When we start our dinner with a cocktail of langostinos y guacamole, we finally start to get into the real Christmas atmosphere. By the time we finish our main course and we toast on a great journey with a glas of champagne at a dessert of marquise de chocolate for Ruben and milhojas the manzana for Nadieh, the Christmas spirit is complete. It is almost midnight and freezing cold when we are back in the Pudu Lodge and quickly crawl under the covers. After the Christmas breakfast we skype home in Wijlre and Lemiers and after that unwrapping the presents starts. A collection of cookies, nuts, beer and chocolate pops up under the Patagonia Weissbier Christmas tree, while Nadieh seems to have to pay the price for a slightly too extensive Christmas dinner that probably came a day early. The stay in the hotel room is a good opportunity to decently fix our tent with the repair parts and glue we bought in Puerto Natales. The glue changes back and forth between us and Theo and Ines, just like the appropriate Christmas gifts: Yerba Mate and homemade cookies for us, Bon-o-bons and a marker for the hitchhike signs for Ines and Theo.

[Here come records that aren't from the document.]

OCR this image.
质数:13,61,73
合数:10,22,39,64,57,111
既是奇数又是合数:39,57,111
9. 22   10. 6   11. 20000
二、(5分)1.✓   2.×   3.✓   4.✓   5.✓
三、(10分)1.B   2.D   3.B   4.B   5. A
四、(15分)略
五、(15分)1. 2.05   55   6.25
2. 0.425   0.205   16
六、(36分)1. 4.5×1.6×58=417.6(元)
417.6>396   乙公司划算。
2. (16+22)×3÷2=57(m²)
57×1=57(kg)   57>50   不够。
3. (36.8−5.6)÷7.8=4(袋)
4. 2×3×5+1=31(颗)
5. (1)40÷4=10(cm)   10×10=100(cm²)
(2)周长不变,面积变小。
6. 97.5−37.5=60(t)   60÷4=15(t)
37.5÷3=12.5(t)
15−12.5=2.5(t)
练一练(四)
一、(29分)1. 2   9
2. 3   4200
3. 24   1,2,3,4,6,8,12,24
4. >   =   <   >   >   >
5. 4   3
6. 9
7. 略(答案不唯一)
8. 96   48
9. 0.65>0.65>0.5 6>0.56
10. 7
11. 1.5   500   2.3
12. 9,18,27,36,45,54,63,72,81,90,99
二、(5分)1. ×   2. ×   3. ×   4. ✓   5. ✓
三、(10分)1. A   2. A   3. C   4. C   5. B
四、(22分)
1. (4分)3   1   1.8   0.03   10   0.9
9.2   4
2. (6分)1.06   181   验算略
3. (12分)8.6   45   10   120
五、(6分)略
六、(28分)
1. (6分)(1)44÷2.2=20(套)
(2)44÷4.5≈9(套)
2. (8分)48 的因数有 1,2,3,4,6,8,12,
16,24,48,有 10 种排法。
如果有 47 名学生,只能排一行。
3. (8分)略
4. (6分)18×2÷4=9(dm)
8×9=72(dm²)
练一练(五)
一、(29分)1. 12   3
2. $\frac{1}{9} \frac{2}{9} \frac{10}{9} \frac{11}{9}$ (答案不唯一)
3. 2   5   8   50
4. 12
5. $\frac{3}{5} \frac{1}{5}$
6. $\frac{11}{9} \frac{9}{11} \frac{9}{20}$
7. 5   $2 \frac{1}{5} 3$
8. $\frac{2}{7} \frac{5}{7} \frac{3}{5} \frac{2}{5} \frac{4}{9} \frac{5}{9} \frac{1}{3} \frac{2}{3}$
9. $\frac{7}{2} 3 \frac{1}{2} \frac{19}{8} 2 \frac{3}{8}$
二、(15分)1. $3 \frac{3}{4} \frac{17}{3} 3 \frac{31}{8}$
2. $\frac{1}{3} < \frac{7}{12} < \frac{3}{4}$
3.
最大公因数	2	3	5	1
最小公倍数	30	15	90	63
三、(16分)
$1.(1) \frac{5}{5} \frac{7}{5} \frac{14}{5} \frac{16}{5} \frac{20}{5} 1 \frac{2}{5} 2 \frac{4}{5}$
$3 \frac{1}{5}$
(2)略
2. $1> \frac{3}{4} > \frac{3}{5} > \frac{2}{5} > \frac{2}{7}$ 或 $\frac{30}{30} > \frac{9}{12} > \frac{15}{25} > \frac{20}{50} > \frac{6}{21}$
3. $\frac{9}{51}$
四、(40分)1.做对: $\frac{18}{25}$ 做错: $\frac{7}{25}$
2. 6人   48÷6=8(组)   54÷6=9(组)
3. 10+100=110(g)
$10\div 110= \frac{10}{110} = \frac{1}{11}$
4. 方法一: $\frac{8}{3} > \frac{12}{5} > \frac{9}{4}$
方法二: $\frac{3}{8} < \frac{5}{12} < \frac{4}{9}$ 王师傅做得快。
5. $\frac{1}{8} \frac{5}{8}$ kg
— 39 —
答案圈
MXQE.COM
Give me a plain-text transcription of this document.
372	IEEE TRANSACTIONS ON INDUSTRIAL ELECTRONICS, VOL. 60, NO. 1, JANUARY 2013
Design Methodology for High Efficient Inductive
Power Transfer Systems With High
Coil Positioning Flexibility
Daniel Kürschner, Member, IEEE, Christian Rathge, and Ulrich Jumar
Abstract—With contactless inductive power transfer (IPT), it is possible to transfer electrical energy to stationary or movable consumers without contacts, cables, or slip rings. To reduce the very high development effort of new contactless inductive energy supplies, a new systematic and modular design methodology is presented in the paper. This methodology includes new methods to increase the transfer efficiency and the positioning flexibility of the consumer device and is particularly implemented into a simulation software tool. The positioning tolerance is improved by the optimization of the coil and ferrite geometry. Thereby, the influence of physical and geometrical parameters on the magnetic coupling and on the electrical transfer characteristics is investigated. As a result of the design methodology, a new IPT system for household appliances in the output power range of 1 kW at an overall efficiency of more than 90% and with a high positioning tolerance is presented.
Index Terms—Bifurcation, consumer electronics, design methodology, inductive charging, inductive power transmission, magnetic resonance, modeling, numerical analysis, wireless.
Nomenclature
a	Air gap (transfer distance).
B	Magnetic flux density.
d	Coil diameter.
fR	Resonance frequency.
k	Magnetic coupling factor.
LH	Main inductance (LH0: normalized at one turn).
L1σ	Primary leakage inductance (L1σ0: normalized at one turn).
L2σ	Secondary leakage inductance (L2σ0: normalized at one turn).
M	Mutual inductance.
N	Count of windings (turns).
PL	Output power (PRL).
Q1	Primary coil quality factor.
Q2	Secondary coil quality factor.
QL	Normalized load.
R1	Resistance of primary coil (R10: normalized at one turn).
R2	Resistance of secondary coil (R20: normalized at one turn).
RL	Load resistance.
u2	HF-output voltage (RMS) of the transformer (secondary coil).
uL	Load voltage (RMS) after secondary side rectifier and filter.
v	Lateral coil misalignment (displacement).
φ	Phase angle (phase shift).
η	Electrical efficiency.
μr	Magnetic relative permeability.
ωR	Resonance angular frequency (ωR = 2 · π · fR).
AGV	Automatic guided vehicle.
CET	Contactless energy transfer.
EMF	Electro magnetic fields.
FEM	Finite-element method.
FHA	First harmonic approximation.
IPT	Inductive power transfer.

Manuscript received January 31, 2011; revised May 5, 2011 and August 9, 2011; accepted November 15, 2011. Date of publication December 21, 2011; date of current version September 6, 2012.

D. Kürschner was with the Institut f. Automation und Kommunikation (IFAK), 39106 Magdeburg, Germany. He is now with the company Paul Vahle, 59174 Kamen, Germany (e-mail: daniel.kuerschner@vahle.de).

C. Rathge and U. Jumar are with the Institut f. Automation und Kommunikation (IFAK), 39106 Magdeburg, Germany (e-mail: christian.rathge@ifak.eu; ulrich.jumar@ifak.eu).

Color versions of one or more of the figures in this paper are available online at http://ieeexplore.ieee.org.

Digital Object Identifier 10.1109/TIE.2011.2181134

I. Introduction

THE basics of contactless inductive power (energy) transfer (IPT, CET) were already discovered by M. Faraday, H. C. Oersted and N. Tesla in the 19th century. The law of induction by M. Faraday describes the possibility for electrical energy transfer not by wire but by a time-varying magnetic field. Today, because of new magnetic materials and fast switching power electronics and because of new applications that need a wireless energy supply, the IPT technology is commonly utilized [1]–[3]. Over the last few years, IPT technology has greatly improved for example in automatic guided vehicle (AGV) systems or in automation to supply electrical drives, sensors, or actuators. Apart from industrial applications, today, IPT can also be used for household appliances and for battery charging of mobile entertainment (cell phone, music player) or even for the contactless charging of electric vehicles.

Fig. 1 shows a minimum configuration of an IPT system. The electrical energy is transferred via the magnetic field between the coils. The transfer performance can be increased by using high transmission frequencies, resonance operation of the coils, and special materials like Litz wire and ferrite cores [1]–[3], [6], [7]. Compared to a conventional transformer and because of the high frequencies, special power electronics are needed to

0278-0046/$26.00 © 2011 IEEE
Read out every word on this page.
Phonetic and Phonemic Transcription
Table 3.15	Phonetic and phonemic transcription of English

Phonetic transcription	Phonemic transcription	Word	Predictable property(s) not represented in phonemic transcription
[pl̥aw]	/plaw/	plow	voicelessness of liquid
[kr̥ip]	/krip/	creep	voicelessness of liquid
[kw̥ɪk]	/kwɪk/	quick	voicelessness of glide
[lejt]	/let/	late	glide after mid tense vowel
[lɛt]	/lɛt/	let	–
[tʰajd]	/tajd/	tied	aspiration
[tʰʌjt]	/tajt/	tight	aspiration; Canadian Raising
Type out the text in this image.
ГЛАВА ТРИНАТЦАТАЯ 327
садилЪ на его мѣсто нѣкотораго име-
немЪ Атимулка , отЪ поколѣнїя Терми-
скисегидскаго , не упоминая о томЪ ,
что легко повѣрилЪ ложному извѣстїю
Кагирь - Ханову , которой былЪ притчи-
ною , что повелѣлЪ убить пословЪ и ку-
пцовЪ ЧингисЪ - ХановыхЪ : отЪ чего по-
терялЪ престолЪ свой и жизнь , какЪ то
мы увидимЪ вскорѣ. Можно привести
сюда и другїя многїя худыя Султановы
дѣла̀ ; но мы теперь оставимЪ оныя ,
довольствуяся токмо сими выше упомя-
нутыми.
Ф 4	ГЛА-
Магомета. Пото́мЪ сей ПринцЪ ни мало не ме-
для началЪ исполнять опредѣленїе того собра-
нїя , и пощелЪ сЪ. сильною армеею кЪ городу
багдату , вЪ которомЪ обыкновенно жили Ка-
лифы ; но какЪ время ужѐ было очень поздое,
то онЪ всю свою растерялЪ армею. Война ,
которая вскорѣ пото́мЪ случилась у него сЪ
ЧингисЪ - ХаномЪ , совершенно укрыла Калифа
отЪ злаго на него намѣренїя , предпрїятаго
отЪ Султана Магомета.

Meanwhile Nadieh is recovering, so we decide to start slowly with what we actually came for: hiking. The Mirador de Los Cóndores and Los Águilas, the Chorillo del Salto waterfall and Laguna Capri as day walks to get used to the mountains and the backpack, and then a three-day trip along Laguna de los Tres and Laguna Torre. Rightly the best known and busiest views around El Chalten, although the weather is not quite right and the sharp peaks of Cerro Fitzroy and Cerro Torre remain hidden in the gray cloud mass. In the meantime 2018 is coming to an end and we are planning to start 2019 in El Chaltén. The new kitchen at Camping El Relincho sets the scene for an extensive cooking celebration and half the camp gets a little jealous when we start to melt a large chocolate bar au-baine-marie for a chocolate fondue with fresh fruit. We are celebrating the new year with Ines & Theo and Reuben & Claire from Scotland, whom we got to know at the campsite earlier this week. Around two in the morning we change the shelter on the site against a shed in the village where a party is going on. We manage to stay until five o’clock, quite an achievement since our biological clock runs synchronously with the sunrise and fall through the weeks of camping. One and two January there is a last two-day trip to Laguna Torro, with better weather and thus a better, much better view and a wonderful start of a new year where hopefully many beautiful views, walks, camping and improvised ‘ culinary delights’ will follow.